In this model, a negative beta indicates mean-reversion, and a zero beta, a random walk.  This model is also better suited to predicting future returns

Purpose:  This paper re-examines the data and finds no evidence of mean reversion after WWII.  Stock returns in the post-war period are actually mean-averting, meaning that disturbances are too persistent to support a mean-reversion theory. Furthermore, indicators of post-WWII mean-aversion are as statistically significant as indicators of mean-reversion for the whole 1926-1986 period.  The comparison of pre- and post-war returns do not support the random-walk hypothesis, but point to a fundamental change occurring at the end of the war.

Method:  Use statistical methods that do not assume returns are normally distributed.
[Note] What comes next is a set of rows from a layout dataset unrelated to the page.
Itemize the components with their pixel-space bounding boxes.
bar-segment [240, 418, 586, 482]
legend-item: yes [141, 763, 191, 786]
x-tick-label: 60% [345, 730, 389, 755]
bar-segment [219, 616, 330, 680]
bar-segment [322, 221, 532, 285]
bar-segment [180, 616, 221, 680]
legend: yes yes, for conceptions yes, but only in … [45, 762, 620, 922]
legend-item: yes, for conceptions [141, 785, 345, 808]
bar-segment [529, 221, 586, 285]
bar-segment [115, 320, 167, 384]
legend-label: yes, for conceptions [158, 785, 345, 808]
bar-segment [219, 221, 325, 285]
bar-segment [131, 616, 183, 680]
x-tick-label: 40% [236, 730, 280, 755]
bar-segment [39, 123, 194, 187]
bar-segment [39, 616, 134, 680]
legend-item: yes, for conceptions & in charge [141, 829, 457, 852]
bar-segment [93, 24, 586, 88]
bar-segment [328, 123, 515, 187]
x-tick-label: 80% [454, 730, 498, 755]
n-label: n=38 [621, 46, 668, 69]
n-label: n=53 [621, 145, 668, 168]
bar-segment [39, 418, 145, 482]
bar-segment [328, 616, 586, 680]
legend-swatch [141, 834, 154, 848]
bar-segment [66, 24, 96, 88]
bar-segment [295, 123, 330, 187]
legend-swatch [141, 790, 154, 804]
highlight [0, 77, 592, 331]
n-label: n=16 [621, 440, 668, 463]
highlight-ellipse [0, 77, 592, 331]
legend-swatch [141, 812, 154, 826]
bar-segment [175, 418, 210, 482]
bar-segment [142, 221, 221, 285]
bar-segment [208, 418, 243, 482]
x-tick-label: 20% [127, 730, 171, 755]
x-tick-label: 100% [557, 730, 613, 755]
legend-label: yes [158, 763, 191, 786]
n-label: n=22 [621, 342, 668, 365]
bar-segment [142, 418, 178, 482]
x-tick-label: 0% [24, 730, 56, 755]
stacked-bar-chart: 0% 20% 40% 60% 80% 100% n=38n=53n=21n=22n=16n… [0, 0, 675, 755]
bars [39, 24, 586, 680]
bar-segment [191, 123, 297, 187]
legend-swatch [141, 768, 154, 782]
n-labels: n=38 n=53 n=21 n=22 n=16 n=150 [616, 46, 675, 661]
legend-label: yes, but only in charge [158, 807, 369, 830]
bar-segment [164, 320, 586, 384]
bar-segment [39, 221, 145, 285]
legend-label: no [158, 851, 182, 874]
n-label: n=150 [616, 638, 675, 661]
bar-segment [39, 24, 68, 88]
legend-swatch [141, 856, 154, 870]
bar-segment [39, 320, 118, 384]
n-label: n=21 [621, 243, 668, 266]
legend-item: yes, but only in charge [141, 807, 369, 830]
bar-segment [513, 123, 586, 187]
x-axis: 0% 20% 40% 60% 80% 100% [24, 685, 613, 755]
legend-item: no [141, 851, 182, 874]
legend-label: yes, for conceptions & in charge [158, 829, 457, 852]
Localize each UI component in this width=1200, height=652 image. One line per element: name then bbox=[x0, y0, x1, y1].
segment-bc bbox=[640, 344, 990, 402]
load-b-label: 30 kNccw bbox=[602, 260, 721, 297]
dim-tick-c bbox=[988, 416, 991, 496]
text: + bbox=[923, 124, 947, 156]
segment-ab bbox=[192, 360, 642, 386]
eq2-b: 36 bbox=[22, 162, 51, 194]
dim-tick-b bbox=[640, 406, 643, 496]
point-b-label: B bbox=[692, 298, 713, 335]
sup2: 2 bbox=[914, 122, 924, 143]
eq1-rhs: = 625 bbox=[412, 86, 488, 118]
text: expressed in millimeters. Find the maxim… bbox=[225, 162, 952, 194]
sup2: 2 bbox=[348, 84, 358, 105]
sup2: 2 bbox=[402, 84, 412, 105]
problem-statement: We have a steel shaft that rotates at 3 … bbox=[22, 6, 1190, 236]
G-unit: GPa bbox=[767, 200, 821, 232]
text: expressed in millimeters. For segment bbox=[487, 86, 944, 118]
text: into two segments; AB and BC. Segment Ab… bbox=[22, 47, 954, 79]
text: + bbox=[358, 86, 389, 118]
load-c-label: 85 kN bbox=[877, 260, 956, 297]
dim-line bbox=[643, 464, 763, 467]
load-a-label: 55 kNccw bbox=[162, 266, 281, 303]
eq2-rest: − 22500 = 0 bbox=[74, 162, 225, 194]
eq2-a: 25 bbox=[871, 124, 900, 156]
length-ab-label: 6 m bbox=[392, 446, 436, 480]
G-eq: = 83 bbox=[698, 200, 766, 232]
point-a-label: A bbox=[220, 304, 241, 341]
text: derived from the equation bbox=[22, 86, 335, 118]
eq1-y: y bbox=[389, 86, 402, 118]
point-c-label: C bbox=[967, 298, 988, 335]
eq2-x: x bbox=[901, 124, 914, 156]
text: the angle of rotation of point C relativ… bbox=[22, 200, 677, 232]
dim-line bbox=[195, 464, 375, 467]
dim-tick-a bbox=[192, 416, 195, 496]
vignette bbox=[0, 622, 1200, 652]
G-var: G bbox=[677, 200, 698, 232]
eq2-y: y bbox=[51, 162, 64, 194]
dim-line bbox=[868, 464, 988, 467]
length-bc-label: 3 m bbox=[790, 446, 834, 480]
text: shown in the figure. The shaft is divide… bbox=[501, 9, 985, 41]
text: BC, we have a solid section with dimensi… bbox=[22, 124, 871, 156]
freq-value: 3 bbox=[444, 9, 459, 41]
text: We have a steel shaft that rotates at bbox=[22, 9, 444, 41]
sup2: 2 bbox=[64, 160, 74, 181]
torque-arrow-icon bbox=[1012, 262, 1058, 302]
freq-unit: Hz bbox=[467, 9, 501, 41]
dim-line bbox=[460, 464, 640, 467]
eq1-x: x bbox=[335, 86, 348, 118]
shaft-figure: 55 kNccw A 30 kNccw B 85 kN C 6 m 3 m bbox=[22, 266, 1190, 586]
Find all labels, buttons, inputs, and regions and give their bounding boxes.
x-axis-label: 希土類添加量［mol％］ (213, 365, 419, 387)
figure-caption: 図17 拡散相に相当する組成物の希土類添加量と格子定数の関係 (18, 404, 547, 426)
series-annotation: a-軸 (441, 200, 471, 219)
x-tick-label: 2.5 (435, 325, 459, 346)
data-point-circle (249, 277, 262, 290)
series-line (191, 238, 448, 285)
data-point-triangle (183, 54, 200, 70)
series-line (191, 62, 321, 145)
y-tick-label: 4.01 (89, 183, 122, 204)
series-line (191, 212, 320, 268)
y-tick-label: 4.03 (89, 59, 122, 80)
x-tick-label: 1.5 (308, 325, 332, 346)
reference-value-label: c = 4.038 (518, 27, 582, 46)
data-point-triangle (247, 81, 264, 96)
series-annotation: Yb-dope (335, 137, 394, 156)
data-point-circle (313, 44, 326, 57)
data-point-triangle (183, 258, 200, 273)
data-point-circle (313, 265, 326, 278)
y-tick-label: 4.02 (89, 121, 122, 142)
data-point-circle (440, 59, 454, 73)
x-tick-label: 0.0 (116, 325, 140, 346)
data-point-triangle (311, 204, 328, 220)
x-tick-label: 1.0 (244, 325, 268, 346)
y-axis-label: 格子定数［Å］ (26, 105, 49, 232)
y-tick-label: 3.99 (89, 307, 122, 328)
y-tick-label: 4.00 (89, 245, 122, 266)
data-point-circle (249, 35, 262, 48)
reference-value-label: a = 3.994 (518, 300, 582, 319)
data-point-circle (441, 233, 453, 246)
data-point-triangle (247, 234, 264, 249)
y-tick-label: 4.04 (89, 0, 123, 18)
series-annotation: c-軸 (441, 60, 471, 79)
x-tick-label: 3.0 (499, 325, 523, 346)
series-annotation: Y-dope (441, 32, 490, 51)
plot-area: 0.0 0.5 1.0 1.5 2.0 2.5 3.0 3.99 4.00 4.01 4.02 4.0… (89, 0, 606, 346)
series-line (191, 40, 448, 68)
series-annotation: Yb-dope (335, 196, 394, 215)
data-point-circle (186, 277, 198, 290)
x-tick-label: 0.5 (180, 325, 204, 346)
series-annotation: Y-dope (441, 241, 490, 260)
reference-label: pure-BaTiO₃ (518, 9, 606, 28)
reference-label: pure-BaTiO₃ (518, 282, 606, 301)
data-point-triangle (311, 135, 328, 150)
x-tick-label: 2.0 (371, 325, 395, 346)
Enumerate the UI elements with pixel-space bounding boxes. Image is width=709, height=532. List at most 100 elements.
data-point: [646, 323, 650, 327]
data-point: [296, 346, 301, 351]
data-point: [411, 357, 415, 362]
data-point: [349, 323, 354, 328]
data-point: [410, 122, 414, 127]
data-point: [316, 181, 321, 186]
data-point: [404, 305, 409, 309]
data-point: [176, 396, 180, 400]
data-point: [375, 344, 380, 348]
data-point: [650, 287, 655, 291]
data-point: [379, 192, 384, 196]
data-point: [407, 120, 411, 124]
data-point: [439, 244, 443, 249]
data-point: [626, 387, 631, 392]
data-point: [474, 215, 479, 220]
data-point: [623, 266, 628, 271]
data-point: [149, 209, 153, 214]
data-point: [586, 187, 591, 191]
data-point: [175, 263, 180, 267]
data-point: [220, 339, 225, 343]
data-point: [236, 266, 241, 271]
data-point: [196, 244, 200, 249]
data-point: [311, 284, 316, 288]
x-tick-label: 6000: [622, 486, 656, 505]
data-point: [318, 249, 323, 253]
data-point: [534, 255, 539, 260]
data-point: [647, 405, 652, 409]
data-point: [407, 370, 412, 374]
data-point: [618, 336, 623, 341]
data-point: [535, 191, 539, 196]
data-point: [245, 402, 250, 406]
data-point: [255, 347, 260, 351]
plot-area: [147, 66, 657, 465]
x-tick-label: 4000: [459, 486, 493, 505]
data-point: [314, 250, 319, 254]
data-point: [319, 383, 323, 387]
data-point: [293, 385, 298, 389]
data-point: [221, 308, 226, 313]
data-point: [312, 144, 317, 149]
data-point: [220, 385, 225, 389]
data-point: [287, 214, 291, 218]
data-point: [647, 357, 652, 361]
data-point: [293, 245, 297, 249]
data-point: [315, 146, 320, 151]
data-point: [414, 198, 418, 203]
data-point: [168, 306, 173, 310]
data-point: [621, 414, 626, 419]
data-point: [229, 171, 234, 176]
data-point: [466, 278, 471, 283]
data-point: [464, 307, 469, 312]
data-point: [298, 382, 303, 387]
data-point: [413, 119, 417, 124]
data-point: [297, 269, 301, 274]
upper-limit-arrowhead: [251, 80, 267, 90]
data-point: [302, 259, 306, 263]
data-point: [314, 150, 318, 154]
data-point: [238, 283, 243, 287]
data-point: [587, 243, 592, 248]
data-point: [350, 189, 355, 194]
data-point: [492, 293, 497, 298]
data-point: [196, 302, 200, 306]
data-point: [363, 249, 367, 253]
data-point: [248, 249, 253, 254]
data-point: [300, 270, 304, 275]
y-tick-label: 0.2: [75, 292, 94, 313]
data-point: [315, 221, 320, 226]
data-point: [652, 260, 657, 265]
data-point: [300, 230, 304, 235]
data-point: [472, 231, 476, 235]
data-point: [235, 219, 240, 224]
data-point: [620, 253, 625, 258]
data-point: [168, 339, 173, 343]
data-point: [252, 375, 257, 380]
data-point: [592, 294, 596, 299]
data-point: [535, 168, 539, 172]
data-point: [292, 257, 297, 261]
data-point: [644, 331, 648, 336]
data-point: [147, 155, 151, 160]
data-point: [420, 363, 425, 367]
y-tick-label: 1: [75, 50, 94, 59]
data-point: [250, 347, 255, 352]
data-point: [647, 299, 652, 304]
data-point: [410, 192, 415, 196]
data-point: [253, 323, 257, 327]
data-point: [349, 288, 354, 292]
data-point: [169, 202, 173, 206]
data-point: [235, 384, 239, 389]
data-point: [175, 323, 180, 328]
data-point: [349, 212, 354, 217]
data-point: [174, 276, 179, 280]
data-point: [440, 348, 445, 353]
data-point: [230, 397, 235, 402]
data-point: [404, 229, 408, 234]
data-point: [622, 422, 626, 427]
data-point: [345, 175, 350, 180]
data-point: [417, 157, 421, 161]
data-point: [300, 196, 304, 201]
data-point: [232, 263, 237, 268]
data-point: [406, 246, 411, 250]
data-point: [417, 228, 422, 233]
  • Returns are only mean-reverting pre-WWII.
  • Post-war returns are, if anything, mean-averting.
  • The change may have accompanied the resolution of uncertainties surrounding the duration of the Great Depression, the outcome of WWII, and fears of another post-war depression.

Corporate Finance Over the Past 25 Years

Brennan, Michael J., 1995, “Corporate Finance Over the Past 25 Years,” Financial Management, Vol. 24, No. 2, Summer 1995, 9-22.

Purpose:  To review the development of corporate finance research over the period 1970-1995.

Four Chief Developments:

  • One development has relaxed the constraints of the classical MM (Modigliani-Miller) paradigm.
    • The MM theories about dividends and capital structure take firm cash flows as given, and study how the distribution of that income affects its total value.
    • Analysis later shifted to asking how the structure of claims against the cash flow affects the flow itself, which led to studies of the several types of securities issue.
    • Research in 1970 examined the overall corporation; in 1995, it looks more at specific events or transaction types, such as IPOs, takeovers, repurchases of equity, etc.
  • Another development recognizes that managers are not perfect agents (the agency problem).
    • Newly recognized facets of agents’ opportunities and preferences include their information endowments, their discretionary powers, the nature of the incentives embodied in their contracts, their non-financial compensation (perquisites, reputation, power, etc.), and aversion to effort.
  • A third development has replaced the traditional assumption of actors as price-takers with analyses of games under incomplete information. Analysis has begun to move away from discounted cash-flow modeling, and toward techniques similar to those used in pricing options.
  • A fourth development has realigned the aims of argument:
    • Scholars in 1970 were concerned with the implications of the structure of institutions. Their counterparts in 1995 are more interested in institutional structures as responses to specific problems, and in either defending the structures or proposing new ones.


Other Trends:

  • In 1970, bankruptcy was largely ignored, held as synonymous with liquidation, or treated as a cost to offset the tax savings of debt in determining optimal capital structure. Research in 1995 separates direct from indirect bankruptcy costs (and recognizes the latter as substantial); distinguishes between reorganization, bankruptcy, and liquidation; and examines the connection between bankruptcy laws and efficient liquidation.
  • A general trend in corporate finance has been a move away from efforts to prescribe how financial decisions ought to be made, and toward descriptions or explanations of how and why actual decisions are made.

 Unexplored Territory:

As of 1995, little attention had been given to the analysis of knowledge-based firms whose most important capital is autonomous employees (corporate finance research of the past generally assumed that firms relied on physical capital), or to the implications of increased globalization on corporate financial decisions and structures.